Corporação Pública de Radiodifusão
É o órgão oficial máximo dos meios de comunicação social estatais na Síria e serve de instrumento de expressão do Estado no país e no estrangeiro. Supervisiona os canais e rádios oficiais e transmite conteúdos políticos e culturais específicos que servem as políticas oficiais. Durante a crise, foi uma das mais proeminentes plataformas de mobilização dos meios de comunicação social contra a oposição, contribuindo para promover a narrativa oficial e contrariar a guerra mediática levada a cabo pelos canais da oposição. É uma das mais importantes organizações mediáticas ligadas ao poder executivo.
Al Watan TV
Um canal de comunicação social privado que foi classificado como um "meio de comunicação social companheiro" do antigo regime e é frequentemente referido como uma voz complementar dos meios de comunicação social oficiais. Criado durante o período anterior à guerra, tornou-se mais proeminente durante os anos do conflito, uma vez que a sua cobertura se alinhava com as posições oficiais, especialmente em relação a ficheiros soberanos e operações militares. Geralmente acolhem analistas e comentadores próximos dos círculos de poder.
Imprensa Sham
O Sham Press foi um dos primeiros sites noticiosos privados a surgir na Síria. Desde a sua criação, manteve uma posição pró-estatal (durante o regime anterior) e foi frequentemente considerado uma plataforma de defesa mediática das políticas do governo. Concentrou-se em fornecer conteúdos que destacavam as realizações do regime, criticavam os opositores internos e externos do Estado e eram utilizados como meio de comunicação digital para influenciar a opinião pública, especialmente à medida que o panorama dos meios de comunicação social se deslocava para o espaço digital.
Sama TV
A Sama TV é um canal de televisão privado que foi criado após o início da crise síria e rapidamente se tornou uma importante plataforma de defesa do regime político. O canal cobria assuntos locais e internacionais de uma perspetiva próxima do discurso oficial e era conhecido pelos seus extensos programas noticiosos e pela cobertura em direto de eventos militares.
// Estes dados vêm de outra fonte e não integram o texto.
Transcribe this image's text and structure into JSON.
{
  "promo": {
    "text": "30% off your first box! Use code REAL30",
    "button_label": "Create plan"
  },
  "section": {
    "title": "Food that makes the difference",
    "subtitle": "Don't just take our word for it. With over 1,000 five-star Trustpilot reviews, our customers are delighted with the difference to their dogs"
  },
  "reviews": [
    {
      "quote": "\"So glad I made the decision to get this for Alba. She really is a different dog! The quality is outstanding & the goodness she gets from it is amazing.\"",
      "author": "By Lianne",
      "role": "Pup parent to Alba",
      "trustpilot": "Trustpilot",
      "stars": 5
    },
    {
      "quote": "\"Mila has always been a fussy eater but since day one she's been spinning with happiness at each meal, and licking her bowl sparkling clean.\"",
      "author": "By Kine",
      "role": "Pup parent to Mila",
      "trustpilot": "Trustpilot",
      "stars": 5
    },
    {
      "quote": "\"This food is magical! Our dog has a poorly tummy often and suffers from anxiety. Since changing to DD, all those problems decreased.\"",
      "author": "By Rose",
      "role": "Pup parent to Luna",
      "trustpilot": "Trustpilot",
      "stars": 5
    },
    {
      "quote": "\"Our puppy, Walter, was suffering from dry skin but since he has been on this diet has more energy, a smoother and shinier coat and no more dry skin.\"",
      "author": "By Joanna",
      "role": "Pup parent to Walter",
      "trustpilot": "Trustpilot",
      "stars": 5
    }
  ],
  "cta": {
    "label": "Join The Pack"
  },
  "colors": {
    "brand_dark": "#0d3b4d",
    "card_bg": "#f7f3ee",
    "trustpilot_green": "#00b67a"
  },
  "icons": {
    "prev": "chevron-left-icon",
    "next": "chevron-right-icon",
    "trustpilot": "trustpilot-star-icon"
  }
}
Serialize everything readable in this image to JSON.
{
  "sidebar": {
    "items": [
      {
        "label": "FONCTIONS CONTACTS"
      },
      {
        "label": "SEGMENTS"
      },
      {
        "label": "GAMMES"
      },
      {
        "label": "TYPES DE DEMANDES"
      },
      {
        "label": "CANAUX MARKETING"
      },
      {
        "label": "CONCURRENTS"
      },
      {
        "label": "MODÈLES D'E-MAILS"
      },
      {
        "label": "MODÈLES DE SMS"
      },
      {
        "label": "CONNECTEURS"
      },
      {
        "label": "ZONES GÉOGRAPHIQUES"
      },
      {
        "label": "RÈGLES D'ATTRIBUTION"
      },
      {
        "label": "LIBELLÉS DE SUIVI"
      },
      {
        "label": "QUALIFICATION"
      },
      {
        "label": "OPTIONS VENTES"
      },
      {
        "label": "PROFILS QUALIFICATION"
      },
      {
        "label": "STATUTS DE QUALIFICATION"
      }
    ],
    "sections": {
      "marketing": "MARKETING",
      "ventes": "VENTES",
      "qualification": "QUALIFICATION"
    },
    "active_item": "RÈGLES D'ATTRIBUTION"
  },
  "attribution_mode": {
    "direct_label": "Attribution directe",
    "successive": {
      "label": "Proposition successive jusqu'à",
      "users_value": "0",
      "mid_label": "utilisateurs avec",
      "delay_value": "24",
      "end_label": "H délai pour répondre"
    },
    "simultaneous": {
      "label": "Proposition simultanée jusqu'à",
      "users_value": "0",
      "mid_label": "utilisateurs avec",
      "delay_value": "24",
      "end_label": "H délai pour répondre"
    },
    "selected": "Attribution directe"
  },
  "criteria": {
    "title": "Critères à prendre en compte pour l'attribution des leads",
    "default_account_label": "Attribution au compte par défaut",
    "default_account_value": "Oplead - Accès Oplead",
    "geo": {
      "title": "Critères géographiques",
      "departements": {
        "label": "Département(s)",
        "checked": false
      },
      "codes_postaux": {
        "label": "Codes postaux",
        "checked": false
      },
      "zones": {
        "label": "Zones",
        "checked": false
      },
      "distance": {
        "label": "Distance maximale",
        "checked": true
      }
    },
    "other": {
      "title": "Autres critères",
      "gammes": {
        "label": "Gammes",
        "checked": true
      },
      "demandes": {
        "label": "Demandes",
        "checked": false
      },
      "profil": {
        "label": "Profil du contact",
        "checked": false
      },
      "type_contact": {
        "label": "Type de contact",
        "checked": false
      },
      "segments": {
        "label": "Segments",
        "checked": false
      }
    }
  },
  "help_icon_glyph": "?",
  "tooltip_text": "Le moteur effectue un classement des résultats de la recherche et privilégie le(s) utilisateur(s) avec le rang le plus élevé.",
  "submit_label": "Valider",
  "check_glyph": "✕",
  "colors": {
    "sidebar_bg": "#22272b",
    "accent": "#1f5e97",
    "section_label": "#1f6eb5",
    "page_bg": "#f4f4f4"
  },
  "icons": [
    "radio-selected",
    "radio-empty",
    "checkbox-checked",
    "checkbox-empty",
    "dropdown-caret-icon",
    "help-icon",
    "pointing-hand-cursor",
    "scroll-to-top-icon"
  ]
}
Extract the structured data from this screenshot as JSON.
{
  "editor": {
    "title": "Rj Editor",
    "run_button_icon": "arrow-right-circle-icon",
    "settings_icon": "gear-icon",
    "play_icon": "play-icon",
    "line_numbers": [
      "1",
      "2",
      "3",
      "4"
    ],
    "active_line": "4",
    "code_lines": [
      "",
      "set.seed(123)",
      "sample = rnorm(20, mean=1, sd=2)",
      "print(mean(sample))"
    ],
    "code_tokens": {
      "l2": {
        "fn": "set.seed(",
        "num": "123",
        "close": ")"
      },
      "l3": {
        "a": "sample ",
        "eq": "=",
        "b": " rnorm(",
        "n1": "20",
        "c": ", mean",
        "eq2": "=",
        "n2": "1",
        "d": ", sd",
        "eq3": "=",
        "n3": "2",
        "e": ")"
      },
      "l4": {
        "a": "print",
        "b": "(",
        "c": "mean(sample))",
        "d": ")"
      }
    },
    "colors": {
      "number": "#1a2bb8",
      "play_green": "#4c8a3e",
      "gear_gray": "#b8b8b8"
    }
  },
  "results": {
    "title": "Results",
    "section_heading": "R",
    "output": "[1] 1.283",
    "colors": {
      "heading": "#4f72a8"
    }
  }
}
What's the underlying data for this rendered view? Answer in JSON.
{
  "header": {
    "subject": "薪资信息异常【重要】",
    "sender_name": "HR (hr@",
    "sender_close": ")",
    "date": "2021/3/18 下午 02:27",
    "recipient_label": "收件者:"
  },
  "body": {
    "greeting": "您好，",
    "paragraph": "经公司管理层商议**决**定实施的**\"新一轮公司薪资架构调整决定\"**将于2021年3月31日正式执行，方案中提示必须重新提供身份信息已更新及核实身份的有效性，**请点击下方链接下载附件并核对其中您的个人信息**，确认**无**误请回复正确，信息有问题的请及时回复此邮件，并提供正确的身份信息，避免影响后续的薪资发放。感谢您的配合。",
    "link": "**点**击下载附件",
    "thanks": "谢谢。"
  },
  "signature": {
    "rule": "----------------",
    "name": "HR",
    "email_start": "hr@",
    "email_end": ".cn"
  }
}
Acreditava-se que era apoiado por homens de negócios próximos dos círculos de decisão e que desempenhava um papel na promoção da visão oficial a nível interno e externo, especialmente tendo em conta o declínio da confiança nos meios de comunicação social ocidentais, segundo eles.
Após a decisão britânica, estas entidades desfrutarão de uma maior liberdade de ação, bem como de uma margem mais ampla de atividade e de comunicação com o mundo exterior. No ado, as sanções levaram ao seu isolamento por razões políticas relacionadas com as relações fracas e tensas entre o antigo regime e os países ocidentais em geral.